Point B is at (-1.5, 6.3). Point B is reflected across the x-axis to become point C.
The coordinates of point C are _______.
Point C is located in quadrant _______.
The coordinates of point C are (-1.5, -6.3).
Point C is located in quadrant IV.
Point C was located in Quadrant |||
If point C is located in Quadrant |||, then it must have positive x, y, and z coordinates. However, we can only determine the x and y coordinates based on the given information.
Since point B is reflected across the x-axis, its y-coordinate changes sign and becomes negative. Therefore, if point C is in Quadrant |||, then it must have a positive x-coordinate and a negative y-coordinate.
However, we cannot determine the z-coordinate of point C based on the given information.
Drag each number to the correct location in the ordered pairs. Each number can be used more than once, but not all numbers will be used.
Point A is located at (7, 4).
Point A is reflected across the x-axis to give point B.
Point B is reflected across the y-axis to give point C.
Drag numbers to show the correct coordinate pairs for point B and point C.
3
7
-3
-7
4
0
-4
POINT B: ( , )
POINT C: ( , )
POINT B: (7, -4)
POINT C: (-7, -4)
To reflect a point across the x-axis, you just need to change the sign of its y-coordinate while keeping the x-coordinate the same.
Given that point B has coordinates (-1.5, 6.3), we need to change the sign of the y-coordinate to find the coordinates of point C.

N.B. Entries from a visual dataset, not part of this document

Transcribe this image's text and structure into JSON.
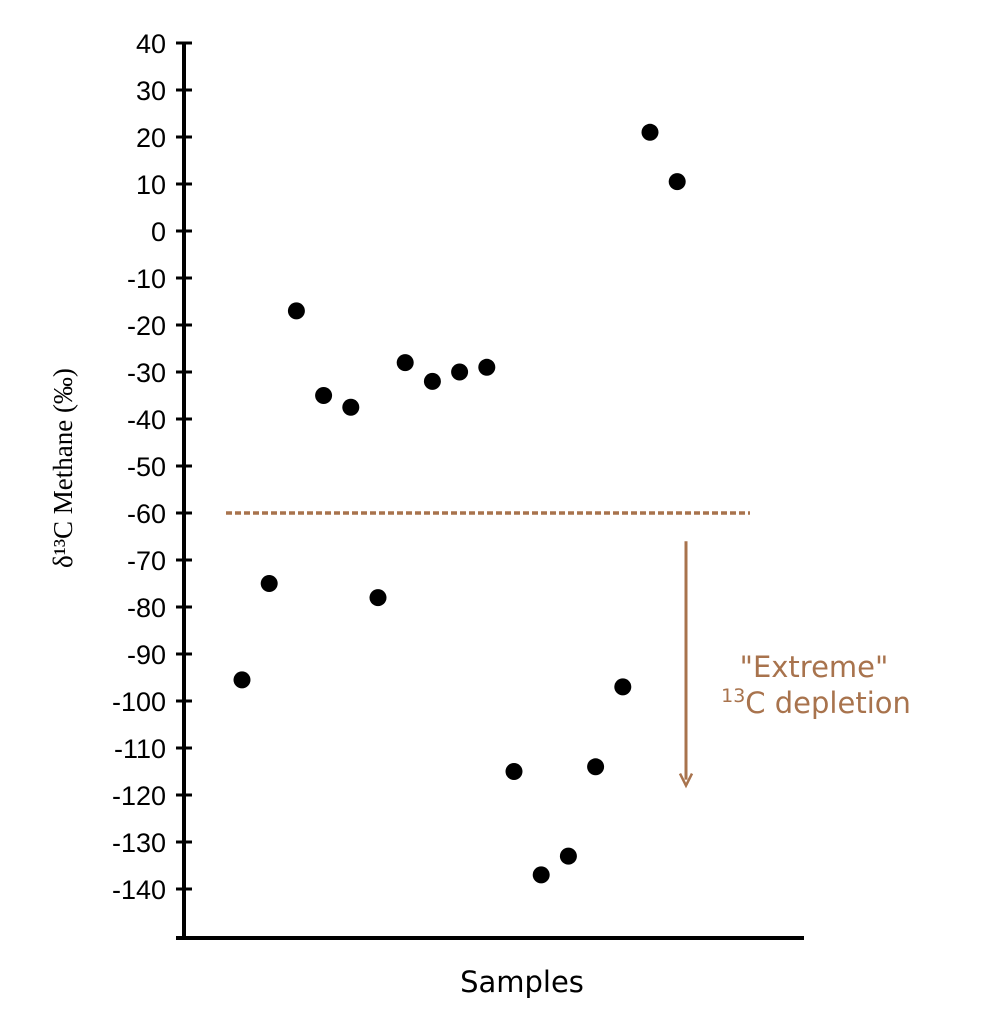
{
  "chart_data": {
    "type": "scatter",
    "xlabel": "Samples",
    "ylabel": "δ¹³C Methane (‰)",
    "ylim": [
      -150,
      40
    ],
    "ytick_labels": [
      "40",
      "30",
      "20",
      "10",
      "0",
      "-10",
      "-20",
      "-30",
      "-40",
      "-50",
      "-60",
      "-70",
      "-80",
      "-90",
      "-100",
      "-110",
      "-120",
      "-130",
      "-140"
    ],
    "grid": false,
    "series": [
      {
        "x": [
          1,
          2,
          3,
          4,
          5,
          6,
          7,
          8,
          9,
          10,
          11,
          12,
          13,
          14,
          15,
          16,
          17,
          18
        ],
        "y": [
          -95.5,
          -75,
          -17,
          -35,
          -37.5,
          -78,
          -28,
          -32,
          -30,
          -29,
          -115,
          -137,
          -133,
          -114,
          -97,
          21,
          10.5,
          null
        ]
      }
    ],
    "threshold": {
      "y": -60,
      "style": "dashed"
    },
    "annotation": {
      "line1": "\"Extreme\"",
      "line2_sup": "13",
      "line2_rest": "C depletion",
      "arrow_from_y": -66,
      "arrow_to_y": -118
    },
    "colors": {
      "points": "#000000",
      "axis": "#000000",
      "accent": "#a8734d"
    }
  }
}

To reflect the y-coordinate across the x-axis, we simply multiply it by -1.
So, the y-coordinate of point C becomes -6.3 (the negative of 6.3), while the x-coordinate remains the same (-1.5).
Therefore, the coordinates of point C are (-1.5, -6.3).
To determine the quadrant in which point C is located, consider the signs of its coordinates:
- The x-coordinate is negative (-1.5), which means it lies to the left of the y-axis.
- The y-coordinate is negative (-6.3), which means it lies below the x-axis.
Based on these signs, point C is located in the third quadrant.